Washington’s Supreme Court Grants Review of Court of Appeals’ Decision Finding No Conflict of Interest for Law Firms that Represent Insurers and Defend Insurers’ Policyholders
We previously reported here on the Court of Appeals’ decision in Arden v. Forsberg & Umlauf, 193 Wn. App. 731, 373 P.3d (2016) on May 5, 2015. On September 28, 2016, the Washington Supreme Court granted a Petition for Review of the Court of Appeals’ decision in Arden.

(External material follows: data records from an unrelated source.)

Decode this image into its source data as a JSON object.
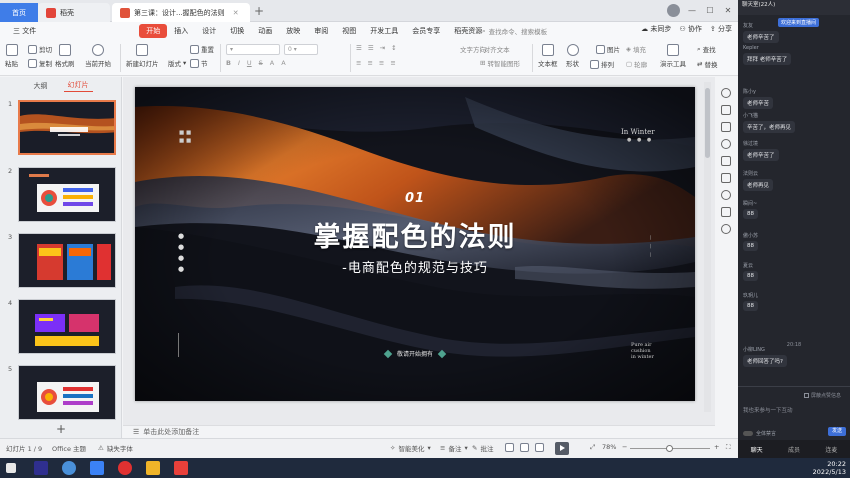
{
  "tabs": {
    "home": "首页",
    "docer": "稻壳",
    "doc": "第三课：设计...握配色的法则"
  },
  "menubar": {
    "file": "三 文件",
    "items": [
      "开始",
      "插入",
      "设计",
      "切换",
      "动画",
      "放映",
      "审阅",
      "视图",
      "开发工具",
      "会员专享",
      "稻壳资源"
    ],
    "search_placeholder": "查找命令、搜索模板",
    "sync": "未同步",
    "collab": "协作",
    "share": "分享"
  },
  "ribbon": {
    "paste": "粘贴",
    "cut": "剪切",
    "copy": "复制",
    "format_painter": "格式刷",
    "play_from_current": "当前开始",
    "new_slide": "新建幻灯片",
    "layout": "版式",
    "section": "节",
    "reset": "重置",
    "text_direction": "文字方向",
    "align_text": "对齐文本",
    "smartart": "转智能图形",
    "textbox": "文本框",
    "shape": "形状",
    "arrange": "排列",
    "picture": "图片",
    "fill": "填充",
    "outline": "轮廓",
    "find": "查找",
    "presenter": "演示工具",
    "replace": "替换"
  },
  "leftpanel": {
    "tab_outline": "大纲",
    "tab_slides": "幻灯片",
    "slide_numbers": [
      "1",
      "2",
      "3",
      "4",
      "5"
    ]
  },
  "slide": {
    "number": "01",
    "title": "掌握配色的法则",
    "subtitle": "-电商配色的规范与技巧",
    "top_right": "In Winter",
    "motto": "敬请开始拥有",
    "corner_text": "Pure air\ncushion\nin winter"
  },
  "notes_placeholder": "单击此处添加备注",
  "statusbar": {
    "slide_count": "幻灯片 1 / 9",
    "theme": "Office 主题",
    "missing_font": "缺失字体",
    "smart_beautify": "智能美化",
    "notes": "备注",
    "comments": "批注",
    "zoom": "78%"
  },
  "chat": {
    "header": "聊天室(22人)",
    "tip": "欢迎来到直播间",
    "messages": [
      {
        "name": "友友",
        "text": "老师辛苦了"
      },
      {
        "name": "Kepler",
        "text": "拜拜 老师辛苦了"
      },
      {
        "name": "陈小y",
        "text": "老师辛苦"
      },
      {
        "name": "小飞猫",
        "text": "辛苦了，老师再见"
      },
      {
        "name": "徐过境",
        "text": "老师辛苦了"
      },
      {
        "name": "法则云",
        "text": "老师再见"
      },
      {
        "name": "瞬间~",
        "text": "88"
      },
      {
        "name": "傲小苏",
        "text": "88"
      },
      {
        "name": "夏云",
        "text": "88"
      },
      {
        "name": "玖玥儿",
        "text": "88"
      },
      {
        "name": "小柳LING",
        "text": "老师回答了吗?"
      }
    ],
    "time": "20:18",
    "privacy": "屏蔽点赞信息",
    "input_placeholder": "我也来参与一下互动",
    "mute": "全体禁言",
    "send": "发送",
    "tab_chat": "聊天",
    "tab_members": "成员",
    "tab_mic": "连麦"
  },
  "clock": {
    "time": "20:22",
    "date": "2022/5/13"
  },
  "colors": {
    "accent": "#e94d3b",
    "home_tab": "#3f7de8",
    "chat_bg": "#24262d"
  }
}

In that decision, as a matter of first impression in Washington, the Court of Appeals held as a matter of law that a law firm with an insurer for a client may defend that insurer’s policyholder in an unrelated matter without creating a conflict of interest, or even disclosing that it also regularly represents the insurer in coverage matters. The Court of Appeals also held that a lawyer defending an insured under reservation of rights does not breach its fiduciary duties to its insured client or commit legal malpractice by (1) not persuading the insurer to accept the claimants’ first demand to the insureds; (2) not engaging in settlement discussions with the claimants until receiving the claimants’ written discovery responses, notwithstanding the insureds’ request for prompt resolution; or (3) failing to consult with the insureds before rejecting the claimants’ first and second demands when there was no evidence the insureds were harmed by same.